Four UK regions have been told they can collect and keep 100 per cent of business rates paid by local shops and restaurants, the Chancellor has revealed.
Cambridgeshire, Peterborough, Greater Manchester and Cheshire East will start receiving all the rates paid in their areas from April in a trial that could be rolled out across the country.
Councils currently receive around half of the business rates bill collected in their area with the rest going to central Government in a rule introduced two years ago.
The idea is to encourage councils to help local businesses thrive and benefit from the increased rates collected.
However experts warned while the new rules are welcomed, ministers must make sure local authorities do not abuse their positions.
Jerry Schurder, head of business rates at Gerald Eve said the plan works well when regions are in growth, but in the last few years some poorer regions have declined, meaning should that continue the tax bill the councils receive will shrink.
He added: “Local authorities that have seen a decline have been trying to protect their receipts by becoming more difficult in giving discretionary reliefs.

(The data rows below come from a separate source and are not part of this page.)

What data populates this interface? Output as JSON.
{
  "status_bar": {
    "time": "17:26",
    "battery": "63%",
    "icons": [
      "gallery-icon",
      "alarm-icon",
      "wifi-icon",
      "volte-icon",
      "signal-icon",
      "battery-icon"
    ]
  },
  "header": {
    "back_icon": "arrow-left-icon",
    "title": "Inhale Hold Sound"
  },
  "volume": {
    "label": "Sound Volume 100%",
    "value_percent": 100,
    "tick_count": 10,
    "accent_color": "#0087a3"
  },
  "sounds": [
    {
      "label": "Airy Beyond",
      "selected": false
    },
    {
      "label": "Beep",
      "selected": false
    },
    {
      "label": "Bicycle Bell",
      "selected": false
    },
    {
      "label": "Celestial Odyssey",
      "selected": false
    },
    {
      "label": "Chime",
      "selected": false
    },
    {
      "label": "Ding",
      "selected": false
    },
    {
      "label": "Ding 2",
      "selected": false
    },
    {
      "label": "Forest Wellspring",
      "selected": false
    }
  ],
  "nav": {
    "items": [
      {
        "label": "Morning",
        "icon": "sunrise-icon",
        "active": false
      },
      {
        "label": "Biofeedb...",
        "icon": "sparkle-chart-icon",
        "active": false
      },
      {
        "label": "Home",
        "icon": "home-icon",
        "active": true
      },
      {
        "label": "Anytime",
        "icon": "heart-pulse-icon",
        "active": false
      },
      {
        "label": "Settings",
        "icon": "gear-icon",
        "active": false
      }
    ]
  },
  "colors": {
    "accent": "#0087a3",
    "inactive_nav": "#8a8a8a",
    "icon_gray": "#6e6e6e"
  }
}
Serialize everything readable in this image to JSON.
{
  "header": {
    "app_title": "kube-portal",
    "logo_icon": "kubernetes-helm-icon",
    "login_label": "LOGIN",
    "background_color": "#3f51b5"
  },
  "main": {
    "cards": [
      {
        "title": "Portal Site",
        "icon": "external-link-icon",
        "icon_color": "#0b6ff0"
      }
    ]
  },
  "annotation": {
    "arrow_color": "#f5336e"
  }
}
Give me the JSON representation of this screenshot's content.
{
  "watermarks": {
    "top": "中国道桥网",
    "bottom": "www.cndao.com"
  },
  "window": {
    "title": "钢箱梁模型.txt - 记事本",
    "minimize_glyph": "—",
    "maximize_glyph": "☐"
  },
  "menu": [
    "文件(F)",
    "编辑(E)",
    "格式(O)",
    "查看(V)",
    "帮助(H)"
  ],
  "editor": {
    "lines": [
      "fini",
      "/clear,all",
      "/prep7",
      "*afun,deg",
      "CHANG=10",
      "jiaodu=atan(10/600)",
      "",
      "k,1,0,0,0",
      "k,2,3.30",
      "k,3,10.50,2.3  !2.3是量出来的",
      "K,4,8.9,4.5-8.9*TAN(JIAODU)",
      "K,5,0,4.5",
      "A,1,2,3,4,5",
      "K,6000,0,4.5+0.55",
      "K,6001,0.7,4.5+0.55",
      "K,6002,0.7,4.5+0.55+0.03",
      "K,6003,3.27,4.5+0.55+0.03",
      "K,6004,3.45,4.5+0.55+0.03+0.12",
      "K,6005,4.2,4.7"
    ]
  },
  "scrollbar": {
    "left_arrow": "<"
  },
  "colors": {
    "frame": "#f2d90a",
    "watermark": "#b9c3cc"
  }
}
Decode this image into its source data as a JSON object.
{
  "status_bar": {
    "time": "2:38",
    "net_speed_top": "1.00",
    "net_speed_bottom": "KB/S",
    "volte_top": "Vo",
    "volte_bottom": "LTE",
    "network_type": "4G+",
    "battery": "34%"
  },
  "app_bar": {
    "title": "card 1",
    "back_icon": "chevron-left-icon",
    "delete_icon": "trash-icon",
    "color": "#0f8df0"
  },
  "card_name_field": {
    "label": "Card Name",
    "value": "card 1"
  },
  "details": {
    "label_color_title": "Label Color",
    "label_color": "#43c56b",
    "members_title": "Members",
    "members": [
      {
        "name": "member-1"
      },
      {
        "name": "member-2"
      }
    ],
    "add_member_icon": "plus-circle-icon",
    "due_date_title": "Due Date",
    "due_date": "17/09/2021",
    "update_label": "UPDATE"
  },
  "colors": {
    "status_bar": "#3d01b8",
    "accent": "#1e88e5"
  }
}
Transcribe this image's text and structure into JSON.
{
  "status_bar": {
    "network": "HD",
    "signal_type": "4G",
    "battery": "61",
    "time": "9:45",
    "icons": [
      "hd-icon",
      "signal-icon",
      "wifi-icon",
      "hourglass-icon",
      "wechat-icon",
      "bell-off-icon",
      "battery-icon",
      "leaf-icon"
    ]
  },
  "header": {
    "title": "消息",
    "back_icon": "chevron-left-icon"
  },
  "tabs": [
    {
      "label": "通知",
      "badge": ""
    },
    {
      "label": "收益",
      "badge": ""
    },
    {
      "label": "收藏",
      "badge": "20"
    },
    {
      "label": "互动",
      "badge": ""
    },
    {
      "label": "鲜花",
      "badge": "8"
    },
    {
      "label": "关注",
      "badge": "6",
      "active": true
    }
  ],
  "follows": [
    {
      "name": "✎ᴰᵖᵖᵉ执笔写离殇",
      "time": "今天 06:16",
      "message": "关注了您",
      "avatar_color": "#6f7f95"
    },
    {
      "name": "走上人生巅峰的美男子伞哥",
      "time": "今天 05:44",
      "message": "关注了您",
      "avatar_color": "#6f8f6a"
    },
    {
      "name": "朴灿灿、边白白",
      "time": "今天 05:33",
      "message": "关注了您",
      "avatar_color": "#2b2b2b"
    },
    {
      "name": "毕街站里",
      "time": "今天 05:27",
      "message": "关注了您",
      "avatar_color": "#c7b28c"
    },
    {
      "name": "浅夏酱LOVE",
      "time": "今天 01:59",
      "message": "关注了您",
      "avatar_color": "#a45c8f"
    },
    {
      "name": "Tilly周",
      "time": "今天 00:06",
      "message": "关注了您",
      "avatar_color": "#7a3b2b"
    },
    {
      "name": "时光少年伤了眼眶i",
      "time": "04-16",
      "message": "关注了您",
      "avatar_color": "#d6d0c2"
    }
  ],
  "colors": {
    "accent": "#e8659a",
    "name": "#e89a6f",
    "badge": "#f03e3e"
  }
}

“I’m a supporter of business rates being retained locally if it is genuinely promotes growth but the Government need to be careful that local authorities don’t abuse their position and become aggressive in trying to increase rates to fill any gaps in their budgets.”
Business rates have shot up the political agenda in recent months with businesses, especially in retail, demanding a major overhaul of the system which sees high street stores pay far more money than online rivals.
Businesses have also pointed out that the bill is based on outdated valuations of their premises from 2008, with those in poorer areas seeing rents fall but rates bills remain artificially high.
Earlier this week the Government reaffirmed plans for a major review into the system after the election, although critics have pointed out that the issues have been raised with them for at least two years.